Researchers use noninvasive movement tags and a device that measures oxygen consumption to assess how much energy a dolphin uses while swimming.
From foraging for prey to evading predators, ship strikes, or other dangers, a dolphin’s survival often hinges on being able to crank up the speed and shift its swimming into high gear.
But burning all that rubber burns a lot of energy too, which, over time, can deplete reserves vital for growth, health, and reproduction if the animal’s movements use more calories than it can take in.
Being able to estimate these energy costs of locomotion (COL) and determine where the metabolic tipping point might be is essential for answering fundamental questions about dolphin physiology and ecology, and for understanding the impacts of human disturbance on them.
Because measuring the costs of locomotion in dolphins in the wild is extremely difficult, past studies have estimated it based on the number of fluke strokes per minute. Since not all fluke strokes are the same size, it’s an imprecise measure of swimming effort.
A new Duke University-led study provides a more reliable way to estimate energy costs in dolphins by using overall dynamic body acceleration (ODBA), an integrated measure of all body motions a dolphin makes during swimming.
“Researchers have used movement tags to measure ODBA in other species, but this is the first published study calibrating ODBA with energy expenditure in multiple dolphins,” said study leader Austin Allen, a postdoctoral researcher in marine biology at Duke’s Nicholas School of the Environment.
The work appears in the Journal of Experimental Biology.
As a proxy for measuring the cost of locomotion in wild animals, Allen and his colleagues conducted swim trials on six trained bottlenose dolphins at Dolphin Quest, a zoological facility in Oahu, Hawaii, during May 2017, 2018, and 2019.
Using a non-invasive device known as a pneumotachometer, they measured each dolphin’s oxygen consumption while at rest and immediately after it swam an 80-meter underwater lap across a lagoon.
Non-invasive biologging tags were also used to record each animal’s three-dimensional body motions over each section of the trial — such as when it was slowing down to make a turn or speeding up mid-lap.

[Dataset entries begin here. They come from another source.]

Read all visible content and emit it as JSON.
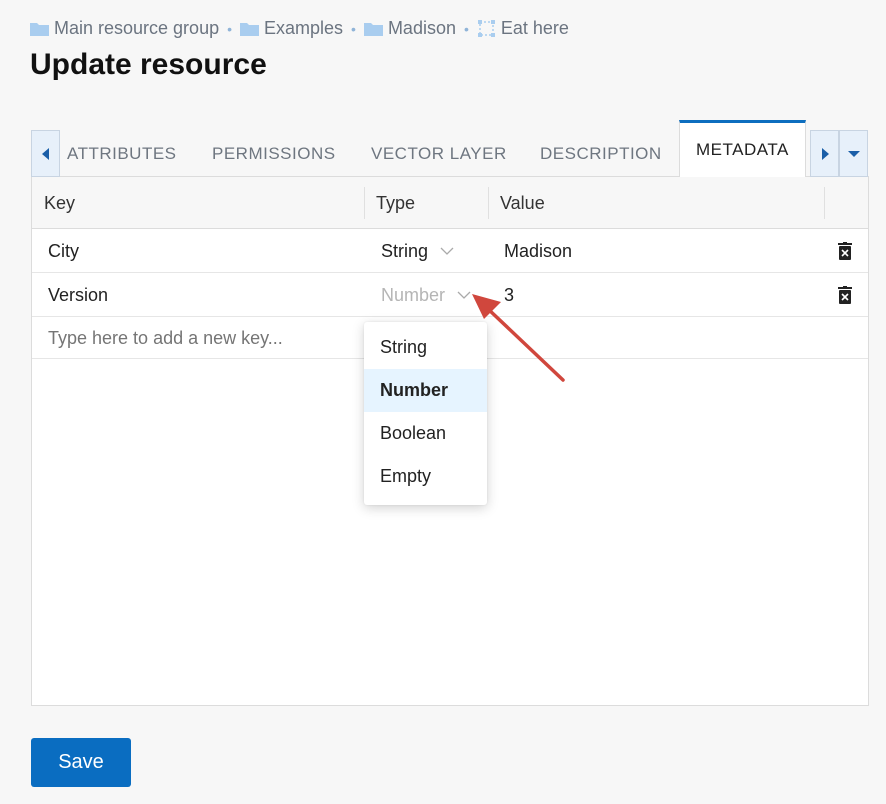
{
  "breadcrumb": {
    "items": [
      {
        "label": "Main resource group",
        "icon": "folder-icon"
      },
      {
        "label": "Examples",
        "icon": "folder-icon"
      },
      {
        "label": "Madison",
        "icon": "folder-icon"
      },
      {
        "label": "Eat here",
        "icon": "vector-layer-icon"
      }
    ],
    "separator": "•"
  },
  "page_title": "Update resource",
  "tabs": {
    "items": [
      {
        "label": "ATTRIBUTES"
      },
      {
        "label": "PERMISSIONS"
      },
      {
        "label": "VECTOR LAYER"
      },
      {
        "label": "DESCRIPTION"
      },
      {
        "label": "METADATA",
        "active": true
      }
    ]
  },
  "table": {
    "columns": [
      "Key",
      "Type",
      "Value"
    ],
    "rows": [
      {
        "key": "City",
        "type": "String",
        "value": "Madison"
      },
      {
        "key": "Version",
        "type": "Number",
        "value": "3"
      }
    ],
    "new_key_placeholder": "Type here to add a new key..."
  },
  "type_dropdown": {
    "options": [
      "String",
      "Number",
      "Boolean",
      "Empty"
    ],
    "selected": "Number"
  },
  "save_label": "Save",
  "colors": {
    "accent": "#0a6dc1",
    "annotation_arrow": "#d0473d",
    "selected_option_bg": "#e6f4ff"
  }
}
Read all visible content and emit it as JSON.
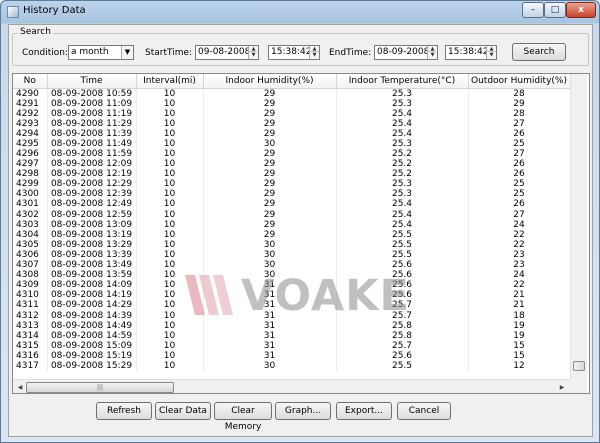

By analyzing the collected data, a pattern began to emerge.
“There was some individual variation, but, overall, the results showed a significant correlation between oxygen consumption and body acceleration, which suggests ODBA can be a reliable proxy for COL,” Allen said.
“Working with dolphins in zoos or aquariums is allowing us to use data we’ve already collected using these tags in the field to evaluate the cost of locomotion in wild populations,” he said.